Both Milan and Oostende were also struck by the Metropolis’ practical approach to working with the land as it is. Rather than imposing visions of food production, Nantes Metropole begins by mapping the true capacity of its territory. Much of the land around the city is wet and not well-suited for intensive vegetable or cereal production. Nantes has embraced its strengths, supporting cattle farming that aligns with ecological grazing and helps preserve the biodiversity of wetlands. This approach is then matched by matching food demand accordingly, particularly through public procurement. For the visiting cities, this was a refreshing reversal of the usual logic: rather than forcing land to meet demand, Nantes Metropole adapts demand to what the land can sustainably offer.

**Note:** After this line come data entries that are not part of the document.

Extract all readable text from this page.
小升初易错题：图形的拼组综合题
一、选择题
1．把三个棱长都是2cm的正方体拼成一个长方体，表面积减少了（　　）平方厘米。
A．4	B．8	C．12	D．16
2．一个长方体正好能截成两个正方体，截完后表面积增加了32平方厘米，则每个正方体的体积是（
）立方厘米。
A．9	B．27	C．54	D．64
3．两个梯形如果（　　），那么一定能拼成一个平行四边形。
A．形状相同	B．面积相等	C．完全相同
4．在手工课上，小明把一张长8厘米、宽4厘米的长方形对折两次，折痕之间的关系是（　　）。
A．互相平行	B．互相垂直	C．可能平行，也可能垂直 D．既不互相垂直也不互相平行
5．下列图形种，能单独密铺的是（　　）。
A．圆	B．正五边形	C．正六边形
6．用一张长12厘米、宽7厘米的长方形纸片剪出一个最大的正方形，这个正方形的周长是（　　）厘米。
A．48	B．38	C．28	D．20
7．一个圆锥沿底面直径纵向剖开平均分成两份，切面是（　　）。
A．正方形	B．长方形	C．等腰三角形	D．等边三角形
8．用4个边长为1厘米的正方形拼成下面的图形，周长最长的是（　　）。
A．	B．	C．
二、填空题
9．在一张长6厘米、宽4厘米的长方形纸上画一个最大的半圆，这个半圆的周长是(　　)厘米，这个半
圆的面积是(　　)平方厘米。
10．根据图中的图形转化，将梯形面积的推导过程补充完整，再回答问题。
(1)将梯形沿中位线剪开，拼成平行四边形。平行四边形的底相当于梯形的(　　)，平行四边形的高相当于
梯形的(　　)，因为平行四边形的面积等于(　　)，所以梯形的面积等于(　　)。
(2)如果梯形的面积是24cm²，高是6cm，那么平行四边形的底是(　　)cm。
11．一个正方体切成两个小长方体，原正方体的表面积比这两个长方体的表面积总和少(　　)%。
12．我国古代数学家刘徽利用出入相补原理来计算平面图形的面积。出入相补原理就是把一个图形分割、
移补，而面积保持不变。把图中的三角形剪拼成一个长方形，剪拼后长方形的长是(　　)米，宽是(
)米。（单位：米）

Another key takeaway was the scale and coherence of the local food network. Milan and Oostende were impressed not only by the diversity of actors involved – from farmers and cooperatives to education centres, social integration projects, markets, NGOs and public institutions – but by how genuinely engaged they were. Each actor had a clear role and connection to the broader food strategy, and their sense of ownership was palpable. As one delegate noted, it felt less like a policy and more like a living system knit together through years of trust-building, shared goals, and mutual respect.
Kathy Belpaeme Food Policy Officer in Oostende captured this sentiment: “Nantes demonstrates on a practical level how food can be a driver for a sustainable city and society, where farmers have a crucial place and organic food can feed nature and people.” Oostende’s own food work has gained momentum in recent years, and seeing how Nantes Metropole ties together land use, education, and economic inclusion provided a blueprint to aspire to.
Nantes demonstrates on a practical level how food can be a driver for a sustainable city and society, where farmers have a crucial place and organic food can feed nature and people.
Travelling seeds
What Nantes has built is a model to adapt with several core practices standing out as particularly transferable. The land-matching and farm incubator programmes provide practical support for a new generation of farmers offering access to land, technical guidance, and investment aid thus providing a strong response to the ageing of the farming population. The ‘1 farm, 1 school’ initiative, with its modest €28,000 starting budget, demonstrates how even small investments in food education can create long-term links between producers and communities.
Nantes shows how public procurement can serve both as a reliable market for local farmers and as a tool for education, linking producers to school canteens while also using food supply to teach children about sustainability and healthy eating. It’s a strategy that any city can begin to explore.
Equally important is governance. Nantes Metropole has experimented with deliberative food councils, thematic workshops, and co-designed actions. These mechanisms, though evolving, offer valuable lessons for how to structure participation, build trust, and align diverse actors around shared goals.
Nantes Metropole already has plans to go further, possibly expanding the incubator to cattle farming, strengthening educational partnerships, and refining its climate adaptation strategies. As Milan and Oostende left the fields they took home ideas and intentions the study visit planted.